Nervous tissue preparation - this consisted of a
5% suspension of infected animal nervous tissue which had
been inactivated (eg. the Semple vaccine was derived from
phenol-inactivated infected rabbit brain), These
preparations are now out of date as they were associated
with the rare complication of demyelinating allergic
encephalitis. This appears to be related to myelin basic
protein in the vaccine. This complication was shown to
occur in 4.6 case for 1000 persons vaccinated by the
Semple vaccine. The case-fatality proportion was 3.13%.
The Semple vaccine is still used in some developing
countries. A suckling mouse brain vaccine is used in some
Central and S.American countries.
Duck Embryo Vaccine - this vaccine strain is grown
in embryonated duck eggs and is inactivated with
B-propriolactone. This vaccine has a lower risk of
allergic encephalitis. However, it is considerably less
immunogenic and does have minor side effects. Almost all
vaccinees experience local reactions, 33% have
constitutional symptoms such as fever, malaise, myalgia,
and generalized lymphadenopathy.
Human Diploid Cell Vaccine (HDCV) - HDCV was introduced in 1978. It is a grown on WI-38 (U.S.) or MRC-5 (Europe) cells. The vaccine is highly effective, in several studies, antibodies have been demonstrated in 100% of all recipients. Serious adverse reactions to HDCV are extremely rare. However, the vaccine is very expensive ( $100 for 6 doses), as human cell cultures are more difficult to handle than other animal cell culture systems. 5 or 6 doses of the vaccine is normally i.m. However, several studies suggest than smaller intradermal doses of HDCV may be as effective and thus it may be considered for use in poor developing countries.
Another inactivated vaccine is widely used in China. It is derived from virus grown in primary hamster kidney cells and cost less than the other diploid cell culture vaccines. The vaccine had been shown to be as effective as HDCV. Efforts are being made to use other inexpensive cell culture systems such as VERO cells.
4. Failure of prophylaxis
HDCV has been used to treat many thousands of people exposed to possible rabid animals in the past 12 years and its efficacy has been proven. At least 16 people treated with HDCV after exposure have died of rabies. All of the patients had major exposures and in the majority, the incubation period was short, 21 days or less. Treatment was frequently not started promptly within 24 hours and only half received combined serum and vaccine. At least one person has died despite optimum treatment.

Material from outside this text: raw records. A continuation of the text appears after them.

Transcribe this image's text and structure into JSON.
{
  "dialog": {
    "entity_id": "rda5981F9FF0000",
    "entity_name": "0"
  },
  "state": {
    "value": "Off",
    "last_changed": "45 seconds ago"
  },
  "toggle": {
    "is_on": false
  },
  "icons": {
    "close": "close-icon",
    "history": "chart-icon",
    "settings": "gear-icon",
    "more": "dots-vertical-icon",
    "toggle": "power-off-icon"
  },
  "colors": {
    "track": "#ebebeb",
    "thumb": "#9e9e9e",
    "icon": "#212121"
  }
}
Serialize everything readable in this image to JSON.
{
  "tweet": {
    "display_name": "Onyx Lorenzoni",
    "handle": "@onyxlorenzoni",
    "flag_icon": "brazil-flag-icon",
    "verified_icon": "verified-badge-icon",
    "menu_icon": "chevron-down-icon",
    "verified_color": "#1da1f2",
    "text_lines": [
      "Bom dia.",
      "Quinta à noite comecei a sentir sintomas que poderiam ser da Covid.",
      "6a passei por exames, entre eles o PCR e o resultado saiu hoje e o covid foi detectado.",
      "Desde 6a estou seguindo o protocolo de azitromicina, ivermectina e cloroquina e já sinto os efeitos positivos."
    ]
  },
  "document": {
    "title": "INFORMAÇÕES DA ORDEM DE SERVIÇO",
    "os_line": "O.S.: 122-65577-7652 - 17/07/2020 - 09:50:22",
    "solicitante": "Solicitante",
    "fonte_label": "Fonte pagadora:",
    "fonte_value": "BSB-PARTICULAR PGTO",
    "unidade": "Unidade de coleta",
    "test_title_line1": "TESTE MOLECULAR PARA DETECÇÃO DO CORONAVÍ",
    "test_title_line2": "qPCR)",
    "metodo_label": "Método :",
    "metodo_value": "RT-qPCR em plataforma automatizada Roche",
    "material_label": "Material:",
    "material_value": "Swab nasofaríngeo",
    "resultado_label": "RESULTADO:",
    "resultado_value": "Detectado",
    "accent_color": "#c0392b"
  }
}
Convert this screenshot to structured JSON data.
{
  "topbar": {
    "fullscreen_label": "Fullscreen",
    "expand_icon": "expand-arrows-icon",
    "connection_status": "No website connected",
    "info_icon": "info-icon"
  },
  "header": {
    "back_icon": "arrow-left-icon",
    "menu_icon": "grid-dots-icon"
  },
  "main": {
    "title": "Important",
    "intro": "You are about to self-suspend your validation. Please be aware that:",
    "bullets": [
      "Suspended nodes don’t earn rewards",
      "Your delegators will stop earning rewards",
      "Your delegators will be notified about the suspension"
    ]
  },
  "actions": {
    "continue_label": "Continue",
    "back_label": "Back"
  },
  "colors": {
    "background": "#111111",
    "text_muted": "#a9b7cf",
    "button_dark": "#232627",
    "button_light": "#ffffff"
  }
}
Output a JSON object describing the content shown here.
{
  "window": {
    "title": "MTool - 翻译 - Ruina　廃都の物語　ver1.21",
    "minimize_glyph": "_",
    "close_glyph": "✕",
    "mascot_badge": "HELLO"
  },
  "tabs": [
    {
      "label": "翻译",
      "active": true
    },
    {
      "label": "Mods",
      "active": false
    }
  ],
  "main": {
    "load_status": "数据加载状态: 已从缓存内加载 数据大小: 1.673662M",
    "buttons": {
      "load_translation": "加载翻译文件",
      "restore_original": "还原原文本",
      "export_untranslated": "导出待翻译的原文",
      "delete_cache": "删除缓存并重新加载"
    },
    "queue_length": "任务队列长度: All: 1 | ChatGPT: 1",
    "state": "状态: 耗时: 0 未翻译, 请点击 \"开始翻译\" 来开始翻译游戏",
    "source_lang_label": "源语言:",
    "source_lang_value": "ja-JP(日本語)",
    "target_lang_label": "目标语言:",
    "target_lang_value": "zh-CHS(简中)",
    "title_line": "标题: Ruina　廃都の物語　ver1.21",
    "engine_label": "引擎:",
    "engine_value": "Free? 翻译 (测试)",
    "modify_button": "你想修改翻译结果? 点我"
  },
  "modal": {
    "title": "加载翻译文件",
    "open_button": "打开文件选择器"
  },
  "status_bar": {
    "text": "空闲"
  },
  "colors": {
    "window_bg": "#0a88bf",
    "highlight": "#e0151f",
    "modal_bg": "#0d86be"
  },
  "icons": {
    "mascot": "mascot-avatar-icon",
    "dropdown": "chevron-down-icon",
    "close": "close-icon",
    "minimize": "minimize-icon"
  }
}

Urban - canine rabies accounts for more than 99% of all human rabies cases and over 90% of all human post-exposure treatments worldwide. In the past, the Scandinavian countries were able to rid themselves of rabies by sanitary control alone, which included stray dog control. Other countries, such as the UK, have used these techniques allied with quarantine and/or vaccination to eradicate and then maintain freedom from the disease. Currently, the importation of mammals into the UK is controlled by the Rabies order. It applies to a wide range of mammals but livestock including horses, which are covered by separate regulations. The animals must be vaccinated on arrival. Effective animal vaccines are available.
Wildlife - canine rabies can be controlled because in general, dogs live in close association with man and are therefore within physical reach. An attempt was made to vaccinate foxes in an attempt to create an immune barrier at the entrance to the Rhone valley in 1978. The live attenuated virus was contained in small plastic blister packages fixed under the skin of chicken heads used as a bait, and 4050 of these were distributed over an area of 335km2. With continued field trials, Switzerland has been freed of rabies. Other field trials are being set up.